Thursday, August 30, 2007

Motley Crew

Last night, Ann, Julie, and my friends Jen and Dave came to casa de Rustyboy for our first crew meeting about the race. Sadly, my sis' couldn't fly out from NYC for Thai food and beer to discuss the run with the rest of the crew, but I'll be inundating her with info this weekend in Chicago when we meet up.

As I sat answering questions, asking questions, watching Julie and Ann figure out my approximated splits from aid stop to aid stop, I began to think:

100 MILES?!?!

The reality began setting in as we poured over elevation charts, figuring which climbs would be the toughest at specific miles; who would be pacing me when I hit said climbs, what I would need when daylight disappears and night sets in, and on and on.

FYI: 100 miles is a long f*cking distance.

I know, duh, right? But as the run grows closer and I have to begin considering what goes into which drop bags (REI is gonna learn to LOVE me!), how much nutrition I'll want to take with me, what kind of liquid-carrying-systems I'll need at specific times of day, it's dawning on me: What an adventure I'm embarking upon.

Crowded around my coffeetable last night, I looked into the eyes of those whose hands I'll be placing myself in, and to them, I say this:

My deepest, warmest thanks. I would never have asked this of anyone but the 5 of you. I asked this of you because of the trust and love that I share specifically with each of you. You'll be my support, my brain, the pat on the shoulder when I ask for it, and the swift kick in the ass when I need it.

You'll swap out grubby socks, lance blisters, refill bottles and remind me to eat. You'll be my guides, my distraction, my cheerleaders, and my shoulders to cry on.

You'll say things like, "When did you last pee? What color was it?", "Just puke it up and let's keep going.", "Get a move on, candyass!", "Where does it hurt?", "What do you need?", and "You're tired/sore/bonked? I didn't drive 4 hours to watch you drop out. Unless you're bleeding, you're running."

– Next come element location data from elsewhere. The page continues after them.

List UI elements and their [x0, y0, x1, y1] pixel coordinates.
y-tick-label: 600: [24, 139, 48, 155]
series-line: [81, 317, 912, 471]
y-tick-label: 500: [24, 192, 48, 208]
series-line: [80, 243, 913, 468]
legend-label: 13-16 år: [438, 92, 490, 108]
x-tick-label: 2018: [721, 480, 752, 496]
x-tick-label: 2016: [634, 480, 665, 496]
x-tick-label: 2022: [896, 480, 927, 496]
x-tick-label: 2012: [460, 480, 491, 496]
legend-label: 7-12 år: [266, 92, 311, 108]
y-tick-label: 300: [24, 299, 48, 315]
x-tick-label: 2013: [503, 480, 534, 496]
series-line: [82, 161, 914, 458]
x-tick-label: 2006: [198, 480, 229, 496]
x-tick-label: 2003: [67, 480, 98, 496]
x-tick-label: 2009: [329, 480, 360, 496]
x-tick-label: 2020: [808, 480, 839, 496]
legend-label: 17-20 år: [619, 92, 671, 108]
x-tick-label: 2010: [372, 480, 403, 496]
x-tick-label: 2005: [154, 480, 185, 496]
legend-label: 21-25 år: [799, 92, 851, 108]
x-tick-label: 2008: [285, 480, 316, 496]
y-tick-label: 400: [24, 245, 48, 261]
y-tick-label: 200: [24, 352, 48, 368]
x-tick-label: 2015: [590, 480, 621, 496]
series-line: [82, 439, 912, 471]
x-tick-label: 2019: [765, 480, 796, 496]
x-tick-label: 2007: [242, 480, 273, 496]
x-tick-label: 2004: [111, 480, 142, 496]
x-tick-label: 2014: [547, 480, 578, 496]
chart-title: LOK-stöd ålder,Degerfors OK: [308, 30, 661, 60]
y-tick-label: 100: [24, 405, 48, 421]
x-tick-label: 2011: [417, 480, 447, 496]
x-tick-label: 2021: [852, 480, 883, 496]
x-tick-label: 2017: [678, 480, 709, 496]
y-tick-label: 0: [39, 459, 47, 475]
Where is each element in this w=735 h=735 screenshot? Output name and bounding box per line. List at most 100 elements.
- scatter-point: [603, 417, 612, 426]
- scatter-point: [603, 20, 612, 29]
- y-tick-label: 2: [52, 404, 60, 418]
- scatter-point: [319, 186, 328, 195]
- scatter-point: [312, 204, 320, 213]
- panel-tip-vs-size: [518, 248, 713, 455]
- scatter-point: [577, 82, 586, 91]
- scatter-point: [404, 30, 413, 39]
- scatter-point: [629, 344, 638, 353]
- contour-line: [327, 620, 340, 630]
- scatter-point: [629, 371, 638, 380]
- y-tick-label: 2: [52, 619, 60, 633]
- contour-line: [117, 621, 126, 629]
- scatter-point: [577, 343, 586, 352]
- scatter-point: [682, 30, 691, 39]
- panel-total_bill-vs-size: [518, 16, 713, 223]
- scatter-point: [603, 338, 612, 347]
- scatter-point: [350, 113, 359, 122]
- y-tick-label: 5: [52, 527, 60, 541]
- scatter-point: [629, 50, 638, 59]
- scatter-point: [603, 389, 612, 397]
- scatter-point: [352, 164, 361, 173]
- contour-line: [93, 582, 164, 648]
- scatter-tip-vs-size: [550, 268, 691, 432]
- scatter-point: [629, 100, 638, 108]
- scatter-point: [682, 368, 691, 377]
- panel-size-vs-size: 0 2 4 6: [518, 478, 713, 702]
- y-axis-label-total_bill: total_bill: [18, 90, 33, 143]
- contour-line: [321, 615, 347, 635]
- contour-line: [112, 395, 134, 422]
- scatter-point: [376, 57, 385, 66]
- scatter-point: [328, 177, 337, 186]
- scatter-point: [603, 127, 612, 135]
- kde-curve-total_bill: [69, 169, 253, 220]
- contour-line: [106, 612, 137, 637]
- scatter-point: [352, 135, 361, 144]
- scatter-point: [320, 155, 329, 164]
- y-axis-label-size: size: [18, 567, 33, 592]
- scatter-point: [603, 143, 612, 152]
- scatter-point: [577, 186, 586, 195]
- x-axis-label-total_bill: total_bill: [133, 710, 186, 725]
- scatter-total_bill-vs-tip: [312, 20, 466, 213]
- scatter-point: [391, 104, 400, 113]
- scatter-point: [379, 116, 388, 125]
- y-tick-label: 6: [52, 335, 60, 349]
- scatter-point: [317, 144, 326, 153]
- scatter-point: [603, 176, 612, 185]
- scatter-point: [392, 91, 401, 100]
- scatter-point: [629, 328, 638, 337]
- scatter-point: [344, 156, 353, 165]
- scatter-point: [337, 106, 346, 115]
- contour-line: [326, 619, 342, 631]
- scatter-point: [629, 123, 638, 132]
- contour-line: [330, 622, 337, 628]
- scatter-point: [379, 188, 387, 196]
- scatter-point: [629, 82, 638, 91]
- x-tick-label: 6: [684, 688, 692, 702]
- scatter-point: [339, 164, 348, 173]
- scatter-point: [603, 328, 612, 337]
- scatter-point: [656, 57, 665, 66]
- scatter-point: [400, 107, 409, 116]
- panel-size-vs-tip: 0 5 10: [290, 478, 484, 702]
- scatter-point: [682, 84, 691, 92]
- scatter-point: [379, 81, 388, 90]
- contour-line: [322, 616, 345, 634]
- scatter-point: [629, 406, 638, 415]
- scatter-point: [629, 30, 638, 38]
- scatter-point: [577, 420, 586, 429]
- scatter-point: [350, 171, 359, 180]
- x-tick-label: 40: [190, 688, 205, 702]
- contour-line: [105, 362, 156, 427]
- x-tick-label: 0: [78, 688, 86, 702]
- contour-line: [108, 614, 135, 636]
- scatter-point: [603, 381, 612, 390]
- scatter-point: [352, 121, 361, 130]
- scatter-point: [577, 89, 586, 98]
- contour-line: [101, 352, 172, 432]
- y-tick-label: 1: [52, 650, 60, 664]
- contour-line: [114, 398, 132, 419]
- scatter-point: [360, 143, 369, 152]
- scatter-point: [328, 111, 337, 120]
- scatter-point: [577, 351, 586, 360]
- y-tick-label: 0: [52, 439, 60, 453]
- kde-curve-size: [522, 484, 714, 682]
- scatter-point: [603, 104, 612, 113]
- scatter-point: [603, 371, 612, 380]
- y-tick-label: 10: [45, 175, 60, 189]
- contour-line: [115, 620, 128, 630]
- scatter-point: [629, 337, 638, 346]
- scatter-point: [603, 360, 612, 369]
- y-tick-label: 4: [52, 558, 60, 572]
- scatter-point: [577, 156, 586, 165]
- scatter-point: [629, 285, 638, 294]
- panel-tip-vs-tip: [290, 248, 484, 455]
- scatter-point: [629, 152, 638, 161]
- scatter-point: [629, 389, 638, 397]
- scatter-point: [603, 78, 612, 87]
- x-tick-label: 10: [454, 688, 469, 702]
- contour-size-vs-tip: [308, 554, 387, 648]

And, at the finish line, you'll know I couldn't possibly have crossed it without you. The victory will be as much yours as it is mine.

That said...

100 MILES?!??!


ReneeMc said...

Russell, in just 24 hours, let's get our asses to Giordano's on 22nd Street and drink a (keg of) beer and discuss this whole blister lancing thing at great length.
While people eat deep dish cheese pizza with pepperoni and mushrooms at the next table.

It's on!

No Wetsuit Girl... overseas! said...

I can't even imagine that kind of distance, but if you've done the training, you're as ready as anyone. From what I hear, even if you're bleeding, you're running. But as a payback it has a kind of self satisfaction that's like the ironman times 10 thousand million bajillion. You're going to kick some major ass, don't ever doubt that YOU CAN, even if you need 2 IV drips and a rabid lion chasing you to get you out of that bush you're lying in covered in your own blood and puke.

Can't wait to read about it!

Gretchen said...

Ooh, the suspense is building already, I am finding myself excited for your race! Sounds like you have a killer crew which will certainly go a long ways towards finishing (and even enjoying!) this adventure.
Also, I am curious if you have ever calculated the percentage of your blog entries where you mention puke. ;-)

Dusty said...

What day is the race. Go get 'em!!and uh, better you than me. I'm going to stick with itty bitty 5Ks for now. :)

rustyboy said...

Gretchen: There must be something unconscious at work. Maybe I feel if I talk about vomiting all over myself, I won't?

Hey, but no wetsuit girl mentions puking too! I'm dooooooomed!

Mr. Satan A. Chilles said...

I swear I'm going to have to change my name to 'Lance Blisters', and then run 100 frickin' miles. So what if you puke or bleed or whatever... you'll be fine. I don't think you're crazy at all. We know we'd all do it if we could, and you'll be able to by 'race' day.